I am working on some software that should be used for a special type of experiment.

The experiments are performed using:

1) A "Chip" (basically an XY grid of known dimensions). 2) Each Chip contains "Electrodes", identified by their X and Y coordinate on the chip and by a unique ID. Each electrode can also hold or not hold a sample, indicated by a simple bool (it's a biosensing chip).

I have objects that represent this hardware in C#.

I now need to use the hardware in an experiment;

1) I have an "Experiment" which exposes an IEnumerable holding "ExperimentStep" objects. 2) An "ExperimentStep" holds a name, and a limited list of "Electrodes" involved among other things.

Some experiment steps could run concurrently and could change the "HasSample" property of an electrode. Therefore, when I perform an "ExperimentStep" it might be good to know what the initial "HasSample" property is at any one time.

This is where my problem lies;

If I just pass "Electrode" objects to my "ExpermentStep" they will probably be passed by Value... Is it possible to create an IEnumerable that holds references to the unique electrodes so that each time I want to run an "ExperimentStep" the list of "Electrodes" used in that step holds the most recent value for "HasSample"? Should I use pointers for this?? From my limited knowledge of C++ I would expect that this would be trivial in that language (since you work with pointers most of the time). But in C# I really have no clue (and I am not experienced enough).

+3  A: 

I suspect you don't understand the difference between reference types and value types, and what pass by value really means in C#.

Assuming Electrode is a class, you can modify the properties of an instance of it and those changes will be visible via any reference to the same object.

I strongly recommend you make sure you have a firm understanding of the .NET type system before trying to develop a lot of production code.
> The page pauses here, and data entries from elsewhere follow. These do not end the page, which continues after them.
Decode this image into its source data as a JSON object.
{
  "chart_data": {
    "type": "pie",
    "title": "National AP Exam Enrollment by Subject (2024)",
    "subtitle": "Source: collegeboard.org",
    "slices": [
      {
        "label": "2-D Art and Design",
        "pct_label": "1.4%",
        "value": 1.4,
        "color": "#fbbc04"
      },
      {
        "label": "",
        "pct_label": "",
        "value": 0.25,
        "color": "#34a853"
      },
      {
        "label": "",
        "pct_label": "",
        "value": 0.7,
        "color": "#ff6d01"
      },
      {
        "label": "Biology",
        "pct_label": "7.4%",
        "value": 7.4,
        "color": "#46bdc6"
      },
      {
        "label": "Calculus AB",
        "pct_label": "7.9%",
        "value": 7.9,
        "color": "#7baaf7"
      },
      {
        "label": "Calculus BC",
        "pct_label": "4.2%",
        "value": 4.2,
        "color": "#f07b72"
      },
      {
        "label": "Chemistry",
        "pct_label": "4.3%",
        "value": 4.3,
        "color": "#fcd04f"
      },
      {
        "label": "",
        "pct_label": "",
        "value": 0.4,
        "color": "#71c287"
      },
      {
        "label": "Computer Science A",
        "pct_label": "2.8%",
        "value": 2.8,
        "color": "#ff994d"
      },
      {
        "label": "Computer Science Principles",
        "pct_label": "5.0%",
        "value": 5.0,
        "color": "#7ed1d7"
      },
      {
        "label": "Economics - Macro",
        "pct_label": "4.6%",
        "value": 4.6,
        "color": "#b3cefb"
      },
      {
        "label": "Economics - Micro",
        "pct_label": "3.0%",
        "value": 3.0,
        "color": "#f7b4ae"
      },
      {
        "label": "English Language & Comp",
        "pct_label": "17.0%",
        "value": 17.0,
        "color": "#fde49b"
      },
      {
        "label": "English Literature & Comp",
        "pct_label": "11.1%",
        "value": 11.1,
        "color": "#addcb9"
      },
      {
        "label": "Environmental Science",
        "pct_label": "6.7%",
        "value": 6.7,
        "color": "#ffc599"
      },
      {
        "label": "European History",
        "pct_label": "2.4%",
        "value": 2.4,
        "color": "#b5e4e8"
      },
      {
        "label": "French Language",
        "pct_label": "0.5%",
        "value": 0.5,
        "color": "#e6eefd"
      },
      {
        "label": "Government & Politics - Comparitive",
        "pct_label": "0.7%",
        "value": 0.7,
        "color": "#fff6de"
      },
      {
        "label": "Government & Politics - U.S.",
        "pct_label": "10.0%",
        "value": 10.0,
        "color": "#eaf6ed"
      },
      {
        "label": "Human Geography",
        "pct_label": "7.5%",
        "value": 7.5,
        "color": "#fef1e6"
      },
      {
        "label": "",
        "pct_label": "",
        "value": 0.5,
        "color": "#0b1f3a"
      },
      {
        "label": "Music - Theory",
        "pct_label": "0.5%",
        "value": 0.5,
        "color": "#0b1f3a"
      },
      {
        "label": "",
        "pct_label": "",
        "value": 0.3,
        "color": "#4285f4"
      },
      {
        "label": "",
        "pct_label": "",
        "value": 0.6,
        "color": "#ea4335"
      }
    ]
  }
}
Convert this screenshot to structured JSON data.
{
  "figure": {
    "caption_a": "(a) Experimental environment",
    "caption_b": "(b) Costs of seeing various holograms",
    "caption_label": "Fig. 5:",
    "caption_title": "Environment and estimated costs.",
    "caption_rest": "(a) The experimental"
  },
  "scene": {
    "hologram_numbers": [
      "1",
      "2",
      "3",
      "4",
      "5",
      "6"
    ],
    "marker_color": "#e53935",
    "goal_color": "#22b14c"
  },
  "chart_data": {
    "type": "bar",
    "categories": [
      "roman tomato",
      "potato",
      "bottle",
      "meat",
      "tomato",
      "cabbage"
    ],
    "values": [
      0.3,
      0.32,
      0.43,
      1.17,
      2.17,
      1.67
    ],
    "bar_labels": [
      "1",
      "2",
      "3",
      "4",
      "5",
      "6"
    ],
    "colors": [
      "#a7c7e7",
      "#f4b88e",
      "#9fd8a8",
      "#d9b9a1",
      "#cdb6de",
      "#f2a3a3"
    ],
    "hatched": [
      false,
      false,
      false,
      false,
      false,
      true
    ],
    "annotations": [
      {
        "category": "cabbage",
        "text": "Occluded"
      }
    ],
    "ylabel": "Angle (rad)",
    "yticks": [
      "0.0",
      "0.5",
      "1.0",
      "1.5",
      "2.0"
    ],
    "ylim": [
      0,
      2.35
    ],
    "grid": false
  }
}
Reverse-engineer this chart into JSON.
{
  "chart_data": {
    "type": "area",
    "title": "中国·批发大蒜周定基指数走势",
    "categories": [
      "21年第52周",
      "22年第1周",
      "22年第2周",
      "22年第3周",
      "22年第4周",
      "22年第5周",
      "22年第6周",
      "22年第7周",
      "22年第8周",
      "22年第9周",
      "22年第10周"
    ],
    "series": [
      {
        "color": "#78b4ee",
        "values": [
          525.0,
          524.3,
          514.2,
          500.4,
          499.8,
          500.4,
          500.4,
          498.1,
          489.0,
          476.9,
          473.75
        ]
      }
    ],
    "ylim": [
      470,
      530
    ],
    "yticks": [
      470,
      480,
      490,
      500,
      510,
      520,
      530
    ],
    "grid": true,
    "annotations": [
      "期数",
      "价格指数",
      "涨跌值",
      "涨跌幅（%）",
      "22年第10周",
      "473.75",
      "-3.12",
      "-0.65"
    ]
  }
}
The consequences of not understanding what's going on can be disastrous.

A couple of my articles on these topics:

... but I suggest you get a good introductory C# book as well.

Jon Skeet
Well... although I am certainly not an expert programmer I already wrote my fair share of apps (some of them even use design patterns like Singletons, Factories, ...!! OMG) Yet until now I never came into a situation where the stuff I asked about seemed important. If I have any gripes with C# (or by extension .NET) at all then it would be that it never really forces you to think about these things properly (although it maybe should).
Kris
And to go even further; I think this quote from your second link sums it up quite nicely (when talking about passing value types by ref as opposed to ref objects by value):"This difference is absolutely crucial to understanding parameter passing in C#, and is why I believe it is highly confusing to say that objects are passed by reference by default instead of the correct statement that object references are passed by value by default."What you do when passing an object by value to another class is in fact passing a typesafe pointer to that object...
Kris
None of the nice introductory books really emphasize this properly (I have the one by Mayo)
Kris
I think C# 3.0 in a Nutshell does a reasonable job, IIRC.
Jon Skeet
+2  A: 

In c# a class is reference type. This means that if you create list of instances of a class and then also add the instances to another list then its the same items. Each list will hold a reference. So to that effect yes you can up the items using an IEnumberable.